Allahü teâlâ âyet-i kerîmede meâlen buyurdu ki:
(Her türlü noksanlıktan) münezzeh bulunan (Allah) , kulunu (Muhammed
sallallahü aleyhi ve sellemi) geceleyin (Mekke'deki) Mescid-i Harâm'dan
alıp, kendisine âyetlerimizi gösterelim diye; etrâfını mübârek
kıldığımız Mescid-i Aksâ'ya götürdü.

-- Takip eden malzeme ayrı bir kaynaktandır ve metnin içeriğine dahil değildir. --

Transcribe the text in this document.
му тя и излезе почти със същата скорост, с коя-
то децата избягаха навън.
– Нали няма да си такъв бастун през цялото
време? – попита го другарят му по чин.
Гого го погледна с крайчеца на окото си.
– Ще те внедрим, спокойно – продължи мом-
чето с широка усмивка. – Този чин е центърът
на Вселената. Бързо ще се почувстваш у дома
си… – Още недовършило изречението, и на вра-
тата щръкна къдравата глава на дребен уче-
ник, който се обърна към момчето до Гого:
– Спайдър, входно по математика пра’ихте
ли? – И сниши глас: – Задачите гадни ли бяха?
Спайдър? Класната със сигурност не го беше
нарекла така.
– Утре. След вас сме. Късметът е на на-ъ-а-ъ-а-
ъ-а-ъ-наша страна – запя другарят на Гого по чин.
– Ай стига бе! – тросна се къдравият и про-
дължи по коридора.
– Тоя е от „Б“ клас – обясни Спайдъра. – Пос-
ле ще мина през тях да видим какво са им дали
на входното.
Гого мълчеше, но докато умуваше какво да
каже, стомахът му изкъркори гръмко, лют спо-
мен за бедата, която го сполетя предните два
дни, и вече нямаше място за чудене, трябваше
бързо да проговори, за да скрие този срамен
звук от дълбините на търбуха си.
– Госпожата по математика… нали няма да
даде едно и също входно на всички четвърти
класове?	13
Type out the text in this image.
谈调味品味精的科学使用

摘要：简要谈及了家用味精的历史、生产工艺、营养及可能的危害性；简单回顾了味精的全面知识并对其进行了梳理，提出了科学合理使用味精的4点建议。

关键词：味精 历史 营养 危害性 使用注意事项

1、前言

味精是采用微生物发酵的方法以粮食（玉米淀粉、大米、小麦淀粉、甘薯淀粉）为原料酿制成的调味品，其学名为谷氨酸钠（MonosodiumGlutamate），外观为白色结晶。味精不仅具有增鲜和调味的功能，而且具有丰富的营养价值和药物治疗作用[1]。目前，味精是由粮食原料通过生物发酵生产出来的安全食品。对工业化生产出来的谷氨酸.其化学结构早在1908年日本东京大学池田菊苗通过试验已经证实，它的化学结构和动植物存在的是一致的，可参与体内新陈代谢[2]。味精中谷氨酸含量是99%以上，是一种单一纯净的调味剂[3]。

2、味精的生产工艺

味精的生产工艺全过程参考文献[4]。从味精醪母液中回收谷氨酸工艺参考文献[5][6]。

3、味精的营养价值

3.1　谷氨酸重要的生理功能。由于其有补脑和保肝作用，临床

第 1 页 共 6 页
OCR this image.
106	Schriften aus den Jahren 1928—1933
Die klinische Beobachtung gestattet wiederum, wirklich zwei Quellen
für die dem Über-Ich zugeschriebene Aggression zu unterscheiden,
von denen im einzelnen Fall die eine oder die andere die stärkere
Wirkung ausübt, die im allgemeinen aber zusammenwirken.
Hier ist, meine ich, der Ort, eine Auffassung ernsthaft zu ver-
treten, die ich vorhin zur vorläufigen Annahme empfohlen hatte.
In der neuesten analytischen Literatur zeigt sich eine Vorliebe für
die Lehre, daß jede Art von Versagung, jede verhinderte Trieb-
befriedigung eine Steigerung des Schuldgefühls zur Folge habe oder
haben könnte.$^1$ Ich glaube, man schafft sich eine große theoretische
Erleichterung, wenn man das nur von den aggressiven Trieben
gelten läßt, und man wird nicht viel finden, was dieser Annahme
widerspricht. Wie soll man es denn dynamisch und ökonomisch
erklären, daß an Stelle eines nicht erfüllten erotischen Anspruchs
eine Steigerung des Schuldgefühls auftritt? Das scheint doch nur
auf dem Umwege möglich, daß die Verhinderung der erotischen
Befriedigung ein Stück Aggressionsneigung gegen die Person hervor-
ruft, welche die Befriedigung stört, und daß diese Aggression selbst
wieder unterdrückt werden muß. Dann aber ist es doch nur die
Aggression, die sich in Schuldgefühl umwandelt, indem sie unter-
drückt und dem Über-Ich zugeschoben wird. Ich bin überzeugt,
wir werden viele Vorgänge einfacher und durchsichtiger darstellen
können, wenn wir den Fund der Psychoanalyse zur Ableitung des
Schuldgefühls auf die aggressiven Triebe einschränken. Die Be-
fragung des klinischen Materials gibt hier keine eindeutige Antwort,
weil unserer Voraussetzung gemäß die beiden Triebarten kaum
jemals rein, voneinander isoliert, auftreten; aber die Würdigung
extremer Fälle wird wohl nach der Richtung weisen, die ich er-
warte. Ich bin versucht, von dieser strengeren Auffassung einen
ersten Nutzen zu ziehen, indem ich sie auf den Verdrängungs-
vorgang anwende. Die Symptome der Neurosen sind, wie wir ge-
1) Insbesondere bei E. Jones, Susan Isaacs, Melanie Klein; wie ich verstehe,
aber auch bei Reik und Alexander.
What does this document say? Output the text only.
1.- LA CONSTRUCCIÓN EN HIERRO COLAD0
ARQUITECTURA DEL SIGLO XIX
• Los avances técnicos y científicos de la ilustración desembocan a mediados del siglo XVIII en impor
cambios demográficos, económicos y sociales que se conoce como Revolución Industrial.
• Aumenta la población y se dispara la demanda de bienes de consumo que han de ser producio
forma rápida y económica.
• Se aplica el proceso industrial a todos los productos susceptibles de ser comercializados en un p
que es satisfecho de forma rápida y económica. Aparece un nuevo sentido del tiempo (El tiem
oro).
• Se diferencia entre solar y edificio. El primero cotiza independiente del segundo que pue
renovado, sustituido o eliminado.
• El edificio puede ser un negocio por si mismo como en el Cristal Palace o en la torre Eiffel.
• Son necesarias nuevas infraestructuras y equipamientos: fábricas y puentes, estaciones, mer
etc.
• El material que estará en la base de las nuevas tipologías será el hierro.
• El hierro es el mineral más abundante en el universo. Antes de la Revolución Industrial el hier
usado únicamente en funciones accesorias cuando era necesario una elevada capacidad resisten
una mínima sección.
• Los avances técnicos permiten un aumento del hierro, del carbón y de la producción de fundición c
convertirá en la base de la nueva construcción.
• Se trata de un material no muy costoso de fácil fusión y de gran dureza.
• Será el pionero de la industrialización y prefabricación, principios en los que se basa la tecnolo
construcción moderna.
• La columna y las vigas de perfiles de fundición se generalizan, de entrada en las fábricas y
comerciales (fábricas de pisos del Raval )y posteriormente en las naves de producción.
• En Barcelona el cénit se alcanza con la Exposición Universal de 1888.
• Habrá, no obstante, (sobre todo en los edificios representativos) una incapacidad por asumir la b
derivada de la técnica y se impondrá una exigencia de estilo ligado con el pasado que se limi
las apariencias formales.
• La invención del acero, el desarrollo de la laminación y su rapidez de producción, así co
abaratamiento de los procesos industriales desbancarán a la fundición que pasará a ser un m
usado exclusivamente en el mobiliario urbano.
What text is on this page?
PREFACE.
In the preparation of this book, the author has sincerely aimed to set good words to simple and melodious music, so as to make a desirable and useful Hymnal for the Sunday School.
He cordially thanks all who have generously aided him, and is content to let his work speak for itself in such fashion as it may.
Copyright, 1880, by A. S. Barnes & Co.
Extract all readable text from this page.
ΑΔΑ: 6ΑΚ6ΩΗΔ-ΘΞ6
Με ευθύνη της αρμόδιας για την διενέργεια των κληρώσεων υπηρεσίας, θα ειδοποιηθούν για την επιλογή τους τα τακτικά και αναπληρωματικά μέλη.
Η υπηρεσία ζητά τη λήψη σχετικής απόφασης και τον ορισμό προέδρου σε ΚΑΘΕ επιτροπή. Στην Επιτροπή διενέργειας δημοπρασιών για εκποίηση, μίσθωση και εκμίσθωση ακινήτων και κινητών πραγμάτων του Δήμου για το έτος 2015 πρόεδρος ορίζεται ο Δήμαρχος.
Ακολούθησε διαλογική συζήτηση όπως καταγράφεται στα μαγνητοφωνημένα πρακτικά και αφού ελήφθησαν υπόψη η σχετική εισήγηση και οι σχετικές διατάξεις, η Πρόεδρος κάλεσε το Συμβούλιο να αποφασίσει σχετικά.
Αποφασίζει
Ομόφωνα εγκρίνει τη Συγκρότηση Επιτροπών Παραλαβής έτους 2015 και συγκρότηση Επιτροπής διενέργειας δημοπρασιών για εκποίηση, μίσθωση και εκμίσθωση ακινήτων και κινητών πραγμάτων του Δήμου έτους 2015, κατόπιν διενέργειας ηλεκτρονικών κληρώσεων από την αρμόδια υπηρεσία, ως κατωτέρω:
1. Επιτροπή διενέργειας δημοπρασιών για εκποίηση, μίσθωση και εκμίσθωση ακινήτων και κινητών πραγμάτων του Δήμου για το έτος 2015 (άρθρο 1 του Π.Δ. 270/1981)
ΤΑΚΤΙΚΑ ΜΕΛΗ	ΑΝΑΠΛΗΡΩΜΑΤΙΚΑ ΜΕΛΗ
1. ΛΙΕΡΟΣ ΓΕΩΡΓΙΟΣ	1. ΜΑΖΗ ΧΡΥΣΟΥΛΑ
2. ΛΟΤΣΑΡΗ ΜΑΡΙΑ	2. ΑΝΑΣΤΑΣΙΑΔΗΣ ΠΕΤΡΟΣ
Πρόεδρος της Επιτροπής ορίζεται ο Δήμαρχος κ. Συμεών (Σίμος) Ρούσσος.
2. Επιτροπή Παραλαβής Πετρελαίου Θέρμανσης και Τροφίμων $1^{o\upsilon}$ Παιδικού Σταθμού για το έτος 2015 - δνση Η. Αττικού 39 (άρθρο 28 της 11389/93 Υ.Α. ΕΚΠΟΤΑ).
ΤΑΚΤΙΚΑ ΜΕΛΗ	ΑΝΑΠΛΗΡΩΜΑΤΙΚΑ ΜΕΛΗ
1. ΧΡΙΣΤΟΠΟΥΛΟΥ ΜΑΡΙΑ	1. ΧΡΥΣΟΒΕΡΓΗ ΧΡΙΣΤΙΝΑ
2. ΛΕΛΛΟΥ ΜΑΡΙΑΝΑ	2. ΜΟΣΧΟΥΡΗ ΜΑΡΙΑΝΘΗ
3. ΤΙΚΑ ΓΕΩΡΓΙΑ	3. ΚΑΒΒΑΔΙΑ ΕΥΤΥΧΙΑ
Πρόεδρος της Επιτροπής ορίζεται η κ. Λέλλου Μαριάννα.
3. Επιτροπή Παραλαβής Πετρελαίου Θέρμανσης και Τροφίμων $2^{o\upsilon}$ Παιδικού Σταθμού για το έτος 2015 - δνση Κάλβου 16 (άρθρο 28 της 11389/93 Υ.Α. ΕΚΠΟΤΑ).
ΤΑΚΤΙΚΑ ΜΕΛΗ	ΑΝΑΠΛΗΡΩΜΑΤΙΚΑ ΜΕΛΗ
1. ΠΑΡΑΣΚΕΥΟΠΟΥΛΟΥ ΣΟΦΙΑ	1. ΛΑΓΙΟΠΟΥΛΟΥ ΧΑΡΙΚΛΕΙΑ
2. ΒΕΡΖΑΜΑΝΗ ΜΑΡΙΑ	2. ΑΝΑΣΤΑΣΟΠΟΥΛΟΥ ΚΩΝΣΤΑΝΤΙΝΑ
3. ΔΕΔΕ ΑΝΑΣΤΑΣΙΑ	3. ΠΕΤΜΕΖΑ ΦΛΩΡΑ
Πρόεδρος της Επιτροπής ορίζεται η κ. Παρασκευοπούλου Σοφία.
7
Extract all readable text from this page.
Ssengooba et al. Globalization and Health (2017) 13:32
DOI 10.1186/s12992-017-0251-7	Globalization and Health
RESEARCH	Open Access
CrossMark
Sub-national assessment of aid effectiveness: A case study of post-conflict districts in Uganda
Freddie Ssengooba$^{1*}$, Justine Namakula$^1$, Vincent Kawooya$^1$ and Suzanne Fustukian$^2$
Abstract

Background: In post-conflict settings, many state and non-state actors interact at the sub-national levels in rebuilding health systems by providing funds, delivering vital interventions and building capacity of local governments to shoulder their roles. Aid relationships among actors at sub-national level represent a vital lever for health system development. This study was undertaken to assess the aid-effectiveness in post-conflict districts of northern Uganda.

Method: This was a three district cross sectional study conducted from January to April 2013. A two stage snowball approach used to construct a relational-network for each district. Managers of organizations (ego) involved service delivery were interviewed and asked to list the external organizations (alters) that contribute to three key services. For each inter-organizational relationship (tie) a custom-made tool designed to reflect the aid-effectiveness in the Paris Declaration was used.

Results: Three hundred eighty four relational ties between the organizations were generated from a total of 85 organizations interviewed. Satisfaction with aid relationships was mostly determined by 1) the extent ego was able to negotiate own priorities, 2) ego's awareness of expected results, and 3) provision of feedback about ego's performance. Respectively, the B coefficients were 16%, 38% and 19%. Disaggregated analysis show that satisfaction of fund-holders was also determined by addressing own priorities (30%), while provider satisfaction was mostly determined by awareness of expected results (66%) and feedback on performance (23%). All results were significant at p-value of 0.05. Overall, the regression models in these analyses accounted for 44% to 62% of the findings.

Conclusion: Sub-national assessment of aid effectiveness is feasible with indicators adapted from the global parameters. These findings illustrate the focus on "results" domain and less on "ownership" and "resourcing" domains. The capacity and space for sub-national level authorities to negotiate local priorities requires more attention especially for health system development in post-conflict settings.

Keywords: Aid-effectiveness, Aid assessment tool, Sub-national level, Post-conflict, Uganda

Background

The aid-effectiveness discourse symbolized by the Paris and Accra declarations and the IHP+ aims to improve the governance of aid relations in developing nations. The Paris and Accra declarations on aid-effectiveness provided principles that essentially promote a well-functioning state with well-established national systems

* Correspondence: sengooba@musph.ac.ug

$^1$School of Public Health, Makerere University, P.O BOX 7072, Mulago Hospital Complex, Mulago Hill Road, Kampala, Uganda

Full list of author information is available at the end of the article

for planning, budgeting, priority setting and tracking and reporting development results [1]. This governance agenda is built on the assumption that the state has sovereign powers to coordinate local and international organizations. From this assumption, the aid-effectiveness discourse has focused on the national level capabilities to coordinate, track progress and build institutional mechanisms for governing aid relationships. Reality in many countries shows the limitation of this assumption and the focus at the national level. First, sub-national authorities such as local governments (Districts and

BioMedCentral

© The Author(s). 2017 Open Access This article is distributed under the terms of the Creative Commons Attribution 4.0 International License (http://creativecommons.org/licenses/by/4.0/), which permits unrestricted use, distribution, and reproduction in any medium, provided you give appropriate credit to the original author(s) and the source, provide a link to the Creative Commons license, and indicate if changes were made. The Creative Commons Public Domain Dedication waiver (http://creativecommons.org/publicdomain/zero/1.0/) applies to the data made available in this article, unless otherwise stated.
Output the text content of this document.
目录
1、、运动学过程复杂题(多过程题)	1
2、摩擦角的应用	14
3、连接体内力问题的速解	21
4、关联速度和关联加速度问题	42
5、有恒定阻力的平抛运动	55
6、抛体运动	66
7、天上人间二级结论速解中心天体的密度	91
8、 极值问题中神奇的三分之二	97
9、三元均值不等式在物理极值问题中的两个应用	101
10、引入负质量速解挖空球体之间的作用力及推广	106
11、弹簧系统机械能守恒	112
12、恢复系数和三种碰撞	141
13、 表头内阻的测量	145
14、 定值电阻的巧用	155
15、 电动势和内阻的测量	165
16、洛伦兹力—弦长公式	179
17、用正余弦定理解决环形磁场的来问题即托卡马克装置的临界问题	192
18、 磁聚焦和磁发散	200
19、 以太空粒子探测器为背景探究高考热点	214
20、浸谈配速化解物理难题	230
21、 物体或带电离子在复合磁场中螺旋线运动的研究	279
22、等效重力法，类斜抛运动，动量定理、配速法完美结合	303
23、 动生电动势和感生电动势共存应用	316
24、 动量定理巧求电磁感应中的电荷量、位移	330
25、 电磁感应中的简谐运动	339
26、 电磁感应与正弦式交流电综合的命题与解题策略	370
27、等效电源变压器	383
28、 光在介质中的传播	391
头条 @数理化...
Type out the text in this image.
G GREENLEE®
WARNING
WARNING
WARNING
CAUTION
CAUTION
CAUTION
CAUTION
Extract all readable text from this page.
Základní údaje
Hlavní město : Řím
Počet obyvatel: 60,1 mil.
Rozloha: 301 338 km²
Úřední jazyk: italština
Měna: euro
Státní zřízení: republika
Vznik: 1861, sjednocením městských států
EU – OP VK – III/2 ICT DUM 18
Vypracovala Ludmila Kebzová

Muhakkak O Semî'dir (işitendir) ve
Basîrdir (görendir). (İsrâ sûresi: 1)
Resûlullah efendimiz yatağında iken uyandırılıp, mübârek bedeni ile
Mekke şehrinden Kudüs'teki Mescid-i Aksâ'ya ve oradan göklere ve yedinci
gökten sonra Allahü teâlânın dilediği yerlere götürüldü. Mîrâca böyle
inanmak lâzımdır. (M. Hâlid-i Bağdâdî)
Resûlullah efendimiz Mîrâc gecesi, Mescid-i Aksâ'da peygamberlere imam
olup, yatsı yâhut sabah namazını kıldırdı. (M. Hâlid-i Bağdâdî)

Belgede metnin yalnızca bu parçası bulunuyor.